Marie-Claude s'éclate à faire des photos des gosses du village, tandis que d'autres iront boire un café ou un thé dans le PMU du coin. Ca s'aglutine à l'avant du car pour regarder celui qui travaille. Abdu, le mécano, et d'autres tournent à tour de role pour essayer de déboulonner ce con de pare-choc. Ils y vont au marteau burin. Ils arrivent à "dévisser" un côté. Youhou! Reste plus que le second côté! Le soleil se couche. C'est magnifique mais je n'ai pas pour autant le coeur à faire une photo. Et zou, le stress monte encore. Vas-y, respire Philippe. C'est dans ces moments là où on se demande si on est damné?! Je reste à côté du bus pour voir comment ça avance. La nuit tombe vite. Le démontage complet du pare-choc ne progresse pas. Ces fichus boulons semblent être bien foutus! Il fait nuit. Le deuxième côté cède enfin! YES! Allez, le câble maintenant! Abdu nous demande de regagner l'intérieur du car car il fallait calmer l'enthousiasme local et dépeupler les abords du bus! Bon ben voilà... On est à l'intérieur et on attend. Sont bienvenus les locaux qui en voiture n'hésitent pas à rouler à fond à contre sens dans le village avec la police à nos côté... Ca détend un peu...

    L'accompagnateur recommence à jouer avec nos boites de subsistances et chacun se voit attribuer son dîner et petit déjeuner... Bien bien bien. Serait-ce le moment stratégique pour vérifier qu'aucune boite ne manque? Pas sur... Certains, dont moi, commenceront à manger bien que l'appétit ne soit pas au rendez-vous. Je finis presque la boite pourtant généreusement rempli. On nous annonce que la réparation est en bonne voie. Cela va t'il m'aider à enlever ce mal de ventre qui se profile? Tourista? Stress? Abdu rentre dans le car, appuis sur l'accélérateur, et ça marche. Yahla! On va pouvoir partir et regagner le camp de Saloum in cha allah. La police nous escorte pour regagner l'autoroute à coup de sirène Hollywoodienne. Si ça c'est pas la grande classe! Il doit être 20h et il nous reste à parcourir dans les 150km. Rien à signaler sur le reste du parcours. On traverse Saloum et on grimpe en quelques lacets sur le plateau à 300-400m d'altitude où sont installés les camps préparés depuis 1-2 mois par les militaires égyptiens. Après un petit détour dans le carré VIP et Presse, on arrive à trouver notre camp jaune. Après quelques instants de patience, on nous attribue nos belles tentes spatieuses. On sera 4-5 par tente. Je suis avec Marie-Claude, Sophie et Sonia. Il est 22h30.

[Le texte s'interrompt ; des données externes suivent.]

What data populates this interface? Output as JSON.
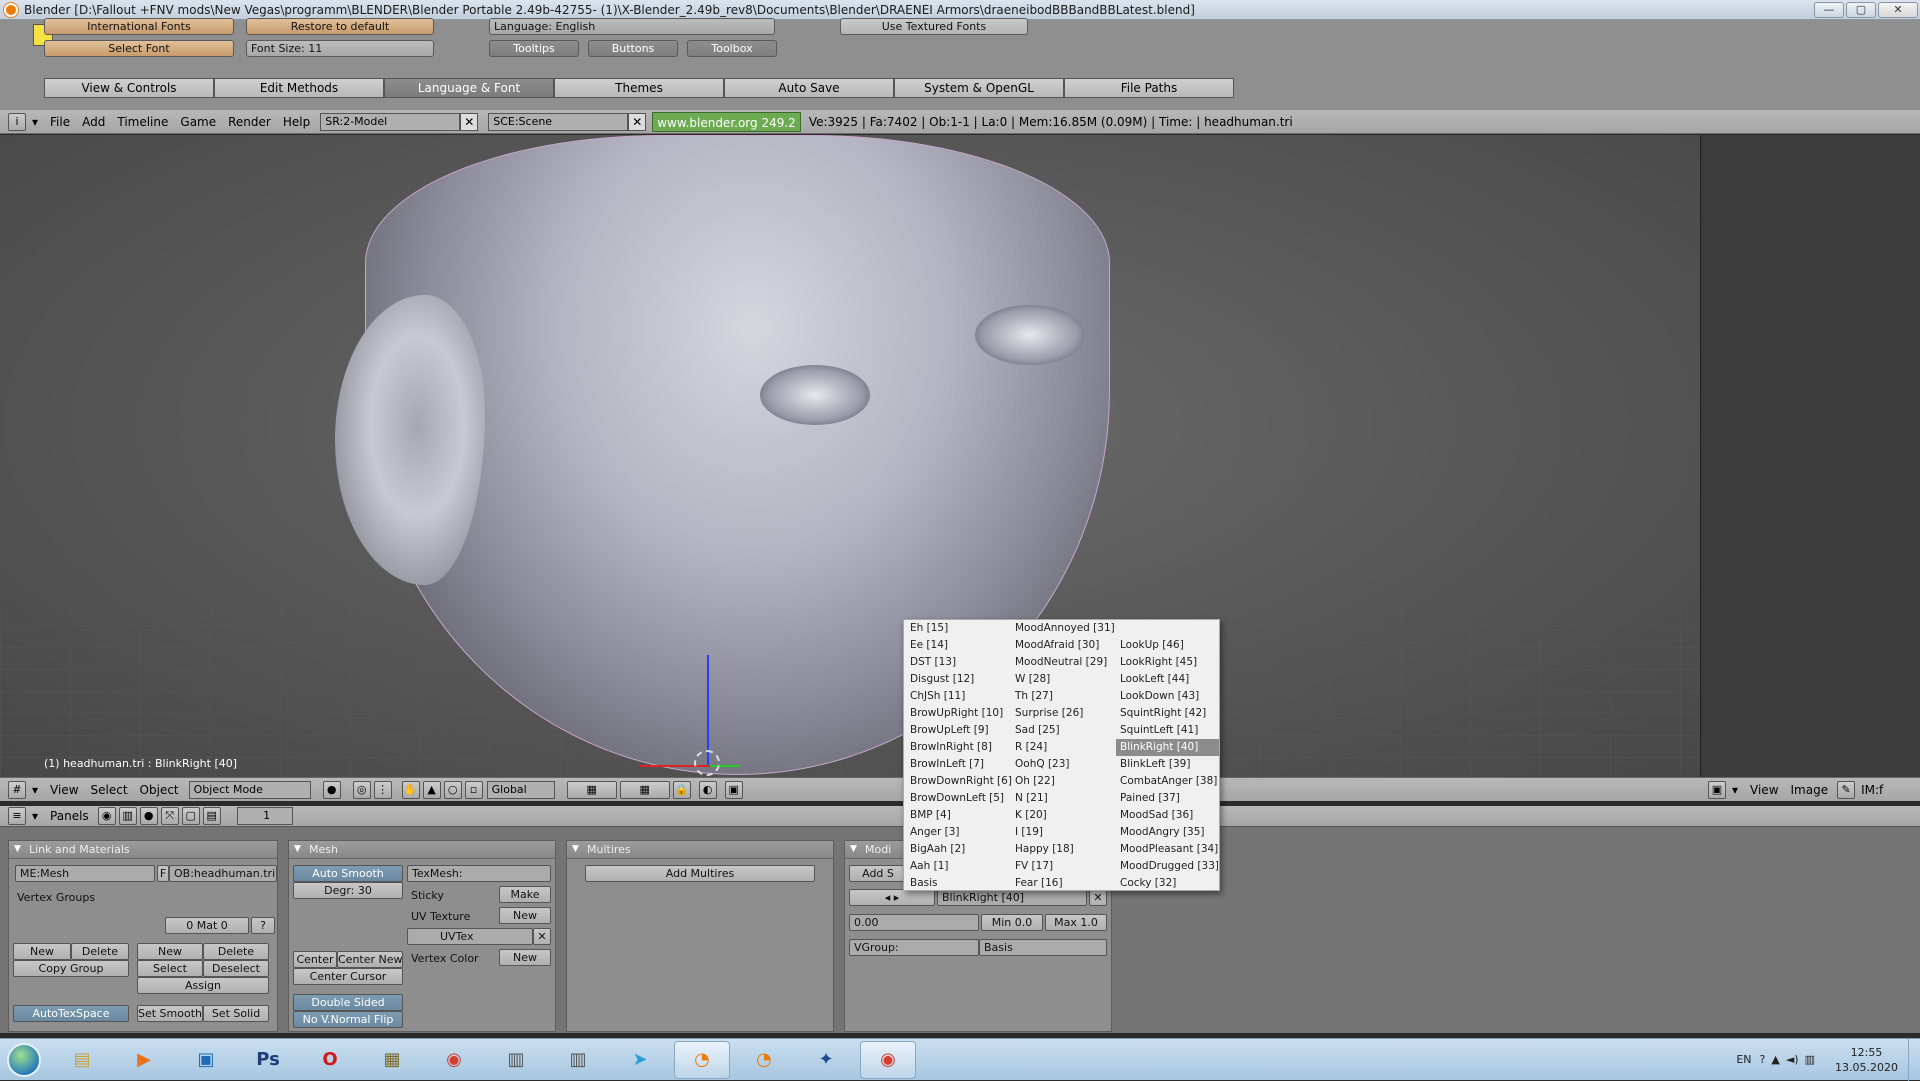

    On decide de faire une virée dans ce camp avant d'aller se coucher pour voir les animations orientales qui nous sont proposées. On dirait qu'on arrive un petit tard pour le coup. Tout semble en cours d'extinction. On marche dans cette boue en pleine nuit. Non mais je rêve, depuis quand il pleut dans le désert?? D'après ce qu'on a pu comprendre, il a plu la veille de notre arrivée. Comme quoi, même si statistiquement on a 88% de chance d'avoir un ciel clair, une catastrophe peut arriver. On débarque dans une parcelle où semble prédominer une forte concentration d'italiens et d'espagnols. On leur a attribué une petite zone où beaucoup ont déjà sortis leurs attirails. L'air est chargé en humidité et l'eau ruissellent sur les appareils. A côté se trouve une tente ouverte où des lybo-egyptiens jouent de la musique. C'est hallucinant comme le chanteur ressemble à Kadafi. Sophie en profite pour se réchauffer le corps en se mélant au groupe dansant au son de ces refrains orientaux. Bon, on va rentrer là, y'a du taf demain et mieux vaut éviter d'être crevé. On rejoint notre tente. Denis a dès à présent commencé à monter son équipement et s'essaye pour mettre en station avec son stylo laser. Il va commencer par changer les piles, ça sera mieux pour pointer la polaire. Vu notre emplacement (sous un joli lampadaire) et cette brume, il est assez difficile de trouver l'étoile polaire... Mais on y arrive. On se donne rendez-vous à 4h30 avec Denis pour la mise en station de sa monture pour de vrai. Et oui, demain, c'est le jour de l'eclipse. Glups. La nuit va être courte. Il est déjà 0h30. On se dit à toute à l'heure. Dans la tente, les couvertures, l'oreillet, le lit sont regorgés d'eau tellement le taux d'humidité est élevé, pour ne pas dire maximum! Je me dis que c'est pas gagné de dormir dans ces conditions... oreillet et lit ultra compacts, froid et humidité, excitation liée à l'éclipse... Je garde pull et polaire et me glisse sous trois couvertures. Ca caille méchant. En fait, je m'effondre en quelques minutes alors que Sonia continue de traficoter sous la tente...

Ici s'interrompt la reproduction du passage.